How to Form a Ohio LLC in 10 Steps
In the State of Ohio, you can create an LLC or Limited Liability Company for your business. An LLC is a common business structure. This will allow one or more individuals to own portions of your new company. Any profits that your Limited Liability Company earns in the future will be passed through to each member of your LLC.
Unlike when you form a corporation, forming an LLC will not result in you needing to file a separate tax return. LLCs do, however, reduce exposure to liability for owners from any and all company activities.
Forming a Limited Liability Company is a straightforward process, but there are several steps you'll want to follow.
1. Choose Your Company Name.
You need to choose a new name for your company. The name you choose must be available for use in the state of Ohio, but there are other stipulations you must follow as well.
If you prefer, SunDoc can run your name search or reserve your name on your behalf as well.
2. Understand the LLC Organizer Requirement.
When you fill out your Articles of Organization form, you must name an LLC organizer.

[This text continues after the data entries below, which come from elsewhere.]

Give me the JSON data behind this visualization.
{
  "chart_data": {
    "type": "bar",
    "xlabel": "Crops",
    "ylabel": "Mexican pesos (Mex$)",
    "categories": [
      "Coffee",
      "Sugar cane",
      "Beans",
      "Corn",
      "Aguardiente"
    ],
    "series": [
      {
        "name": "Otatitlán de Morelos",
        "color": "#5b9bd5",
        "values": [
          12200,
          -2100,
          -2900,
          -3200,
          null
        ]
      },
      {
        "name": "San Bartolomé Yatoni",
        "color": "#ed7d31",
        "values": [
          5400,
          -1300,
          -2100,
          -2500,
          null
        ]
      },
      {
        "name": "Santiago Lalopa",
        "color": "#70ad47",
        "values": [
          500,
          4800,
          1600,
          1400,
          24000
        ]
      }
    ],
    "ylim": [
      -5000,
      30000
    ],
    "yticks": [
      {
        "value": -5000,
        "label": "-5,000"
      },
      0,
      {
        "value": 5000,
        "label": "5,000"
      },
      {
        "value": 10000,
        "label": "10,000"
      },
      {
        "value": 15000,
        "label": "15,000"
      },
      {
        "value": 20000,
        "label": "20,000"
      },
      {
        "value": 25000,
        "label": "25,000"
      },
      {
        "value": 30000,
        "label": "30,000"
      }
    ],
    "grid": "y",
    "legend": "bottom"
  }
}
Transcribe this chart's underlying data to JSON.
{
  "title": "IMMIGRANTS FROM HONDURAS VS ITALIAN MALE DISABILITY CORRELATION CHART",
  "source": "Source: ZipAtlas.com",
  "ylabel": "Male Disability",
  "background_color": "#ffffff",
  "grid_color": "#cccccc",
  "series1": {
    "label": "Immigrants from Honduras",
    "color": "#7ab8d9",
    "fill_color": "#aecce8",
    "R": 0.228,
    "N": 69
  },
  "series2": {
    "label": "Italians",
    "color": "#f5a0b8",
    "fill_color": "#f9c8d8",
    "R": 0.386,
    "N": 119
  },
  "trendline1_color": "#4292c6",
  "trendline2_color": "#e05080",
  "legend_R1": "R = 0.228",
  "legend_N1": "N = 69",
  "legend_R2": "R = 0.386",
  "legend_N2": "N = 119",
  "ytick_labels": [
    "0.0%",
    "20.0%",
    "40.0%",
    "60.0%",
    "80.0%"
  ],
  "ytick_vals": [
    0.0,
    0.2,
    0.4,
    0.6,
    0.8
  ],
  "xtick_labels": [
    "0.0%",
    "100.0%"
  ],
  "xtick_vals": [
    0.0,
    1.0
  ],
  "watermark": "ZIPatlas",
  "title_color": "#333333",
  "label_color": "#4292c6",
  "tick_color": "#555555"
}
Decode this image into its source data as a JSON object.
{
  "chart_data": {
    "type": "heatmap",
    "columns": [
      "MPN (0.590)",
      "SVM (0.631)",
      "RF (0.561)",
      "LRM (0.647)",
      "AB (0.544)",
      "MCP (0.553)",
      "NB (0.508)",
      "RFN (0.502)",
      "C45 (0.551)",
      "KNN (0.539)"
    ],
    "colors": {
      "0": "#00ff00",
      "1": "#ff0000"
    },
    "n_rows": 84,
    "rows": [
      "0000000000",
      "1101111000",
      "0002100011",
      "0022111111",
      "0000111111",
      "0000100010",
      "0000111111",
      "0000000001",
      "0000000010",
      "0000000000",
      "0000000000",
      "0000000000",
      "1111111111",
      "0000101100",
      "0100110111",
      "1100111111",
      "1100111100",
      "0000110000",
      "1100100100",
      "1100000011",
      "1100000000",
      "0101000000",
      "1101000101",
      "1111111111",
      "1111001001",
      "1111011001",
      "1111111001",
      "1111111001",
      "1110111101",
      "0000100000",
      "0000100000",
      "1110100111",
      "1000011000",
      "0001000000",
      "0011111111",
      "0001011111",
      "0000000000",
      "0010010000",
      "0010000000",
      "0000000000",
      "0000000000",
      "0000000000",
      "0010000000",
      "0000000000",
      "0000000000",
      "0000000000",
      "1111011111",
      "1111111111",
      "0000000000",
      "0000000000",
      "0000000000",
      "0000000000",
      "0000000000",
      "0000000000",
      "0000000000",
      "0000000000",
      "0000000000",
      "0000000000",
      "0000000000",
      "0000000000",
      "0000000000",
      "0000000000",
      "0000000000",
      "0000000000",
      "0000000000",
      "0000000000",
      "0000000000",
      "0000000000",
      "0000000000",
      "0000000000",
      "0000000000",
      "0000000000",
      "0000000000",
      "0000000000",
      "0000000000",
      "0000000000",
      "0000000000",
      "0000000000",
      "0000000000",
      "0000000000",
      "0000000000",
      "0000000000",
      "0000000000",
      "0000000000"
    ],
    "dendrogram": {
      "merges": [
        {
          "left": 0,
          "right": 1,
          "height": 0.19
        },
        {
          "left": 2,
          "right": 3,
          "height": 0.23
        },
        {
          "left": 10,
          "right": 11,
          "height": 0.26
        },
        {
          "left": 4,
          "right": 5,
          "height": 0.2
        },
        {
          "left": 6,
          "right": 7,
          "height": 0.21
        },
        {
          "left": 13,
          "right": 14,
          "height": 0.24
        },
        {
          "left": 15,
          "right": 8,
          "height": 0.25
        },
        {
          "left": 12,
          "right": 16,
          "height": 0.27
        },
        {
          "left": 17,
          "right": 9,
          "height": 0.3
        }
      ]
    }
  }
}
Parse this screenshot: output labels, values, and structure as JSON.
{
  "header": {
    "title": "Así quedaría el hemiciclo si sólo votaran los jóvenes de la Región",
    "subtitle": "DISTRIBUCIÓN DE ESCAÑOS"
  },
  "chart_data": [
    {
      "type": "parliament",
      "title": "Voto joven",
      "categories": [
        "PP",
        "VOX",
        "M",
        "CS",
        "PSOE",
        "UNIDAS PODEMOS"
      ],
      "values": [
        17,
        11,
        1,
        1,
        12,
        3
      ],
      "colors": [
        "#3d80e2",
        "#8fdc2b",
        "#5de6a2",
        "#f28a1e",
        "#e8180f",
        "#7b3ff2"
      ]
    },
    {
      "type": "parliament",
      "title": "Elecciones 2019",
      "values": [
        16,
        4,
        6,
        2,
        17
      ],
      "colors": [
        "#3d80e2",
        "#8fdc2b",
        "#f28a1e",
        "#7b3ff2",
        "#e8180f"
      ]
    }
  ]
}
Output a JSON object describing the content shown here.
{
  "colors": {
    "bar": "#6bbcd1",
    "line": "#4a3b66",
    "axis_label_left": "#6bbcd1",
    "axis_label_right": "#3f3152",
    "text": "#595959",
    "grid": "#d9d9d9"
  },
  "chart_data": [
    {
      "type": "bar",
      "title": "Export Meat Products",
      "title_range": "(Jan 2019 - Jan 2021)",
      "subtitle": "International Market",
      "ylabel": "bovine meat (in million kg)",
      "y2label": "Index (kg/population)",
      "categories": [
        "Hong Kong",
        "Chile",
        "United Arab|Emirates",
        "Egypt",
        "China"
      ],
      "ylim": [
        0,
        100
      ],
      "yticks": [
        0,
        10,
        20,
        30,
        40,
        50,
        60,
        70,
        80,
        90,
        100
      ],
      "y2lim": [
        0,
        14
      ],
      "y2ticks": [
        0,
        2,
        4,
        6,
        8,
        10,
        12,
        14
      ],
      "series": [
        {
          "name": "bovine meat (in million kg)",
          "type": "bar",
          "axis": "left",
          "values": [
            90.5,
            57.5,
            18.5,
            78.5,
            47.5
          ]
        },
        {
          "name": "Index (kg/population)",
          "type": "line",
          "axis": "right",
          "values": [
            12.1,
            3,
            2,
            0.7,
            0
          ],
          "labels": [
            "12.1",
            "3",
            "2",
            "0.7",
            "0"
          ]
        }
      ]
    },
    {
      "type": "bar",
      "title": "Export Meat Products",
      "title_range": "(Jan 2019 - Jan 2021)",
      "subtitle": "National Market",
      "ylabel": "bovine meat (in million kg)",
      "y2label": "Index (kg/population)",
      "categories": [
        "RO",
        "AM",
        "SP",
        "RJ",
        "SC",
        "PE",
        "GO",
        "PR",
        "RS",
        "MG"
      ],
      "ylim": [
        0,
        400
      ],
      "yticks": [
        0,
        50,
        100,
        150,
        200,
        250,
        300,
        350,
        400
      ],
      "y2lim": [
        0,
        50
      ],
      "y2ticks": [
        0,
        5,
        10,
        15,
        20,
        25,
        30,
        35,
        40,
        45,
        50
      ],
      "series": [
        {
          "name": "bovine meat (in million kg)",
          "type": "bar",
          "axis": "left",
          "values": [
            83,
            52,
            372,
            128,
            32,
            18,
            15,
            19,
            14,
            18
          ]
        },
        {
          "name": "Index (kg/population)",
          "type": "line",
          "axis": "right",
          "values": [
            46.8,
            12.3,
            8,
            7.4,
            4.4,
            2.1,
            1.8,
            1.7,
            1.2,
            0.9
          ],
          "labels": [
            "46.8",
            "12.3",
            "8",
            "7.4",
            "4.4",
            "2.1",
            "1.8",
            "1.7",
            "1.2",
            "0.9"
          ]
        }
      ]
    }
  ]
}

It doesn’t necessarily have to be a manager of your LLC or a member. For instance, if you decide to file your Articles of Organization by yourself, you will by default be the organizer. Sometimes, an attorney who assists with the formation of your business will act as an organizer for your LLC.
Alternatively, if you choose SunDoc to file your Articles of Organization on your behalf, we will be named the organizer.
3. Designate a Registered Agent.
In addition to choosing an organizer, you must designate what is called a registered agent for your Articles of Organization. For additional information on what this position is and why you need to have one, check out this article: Registered Agent Service.
4. Decide Your Ownership and Management Structure.
The Articles of Organization form asks whether your Ohio LLC will be managed by one manager, multiple managers, or all the members. You must decide whether you want to be a member-managed or a manager-managed LLC.
5. Create an Operating Agreement.
You are not required to have an Operating Agreement for your LLC according to Ohio law. According to the default conditions specified in the law, an implied operating agreement will be formed. Still, make sure that the default conditions of the Operating Agreement will be in your best interest.
You will need to create an operating agreement if your LLC is going to be manager-managed. This is for your company records. Current Ohio law says that a manager-managed LLC is only valid when you declare it in both the Operating Agreement and the Articles.
The Operating Agreement is the legal engine that drives your business, creating its governance, managing its working capital, and paying out its profits. Critical matters of money, voting, liability, and fiduciary constraints are at stake here. You may also wish to consult an attorney for advice.
6. File the Articles of Organization.
In the State of Ohio, you will be required by Ohio State law to file a one-page form called the Articles of Organization. This provides details for your company for the state. When the Ohio Secretary of State accepts your Articles of Organization, your company will officially be created.
You need to have a name and address for your company before you can file your Articles of Organization. You also need to have an LLC organizer, a management method, and a registered agent. In Ohio, it is not required that members’ names be filed on your Articles of Organization. However, you will still need to pay the filing fee of $125.
If filing will be an issue for your company or if you would simply like to have a filing service like SunDoc handle your paperwork for another reason, we can certainly do this. SunDoc handles the filing of many LLCs’ Articles of Organization.
7. Obtain an EIN and Open a Business Bank Account.
Congratulations on being a newly registered Ohio LLC!
At this point, you will be required to file with the IRS for an Employer Identification Number or EIN. This is true if you have more than one member of your LLC and regardless of whether or not you employ anyone within your company. You may choose to file with the IRS yourself, or if you prefer, SunDoc can file for you.
Now may be a good time to hire an accountant to assist with your business matters. You should also make sure that you open up a business account with a bank of your choosing and cease using personal accounts for your business. Employer Identification Numbers are also needed for most banks in order to open business accounts. From now on, make sure to keep all of your receipts for records and reimbursement.
8. Pay Ohio State Taxes.
It is likely that your Ohio LLC will need to pay Ohio state taxes every year. Learn more about paying taxes in Ohio on the Ohio Secretary of State’s website. Additionally, remember that if you sell goods in Ohio, you will need to collect sales tax.
9. Determine Necessary Licenses and Permits.
Most Ohio companies are required to have one or more business licenses or permits to operate at the city or county level. You may be surprised to discover what’s required. Operating without the proper license or permit can result in expensive fines.
10. File a Annual Report.
Business entities in Ohio are not required to file an annual report. However, certain types of entities and registrations are required to file reports at different intervals. For the types of entities and timing of each of these filings, please consult the appropriate code section for your entity or registration type.
Important Notice: It is beyond the scope of this article to discuss your potential insurance needs, or matters relating to employees. You should consult an attorney or accountant with any questions about legal or financial matters. Please note that nothing in this article can be construed as legal, tax or accounting advice.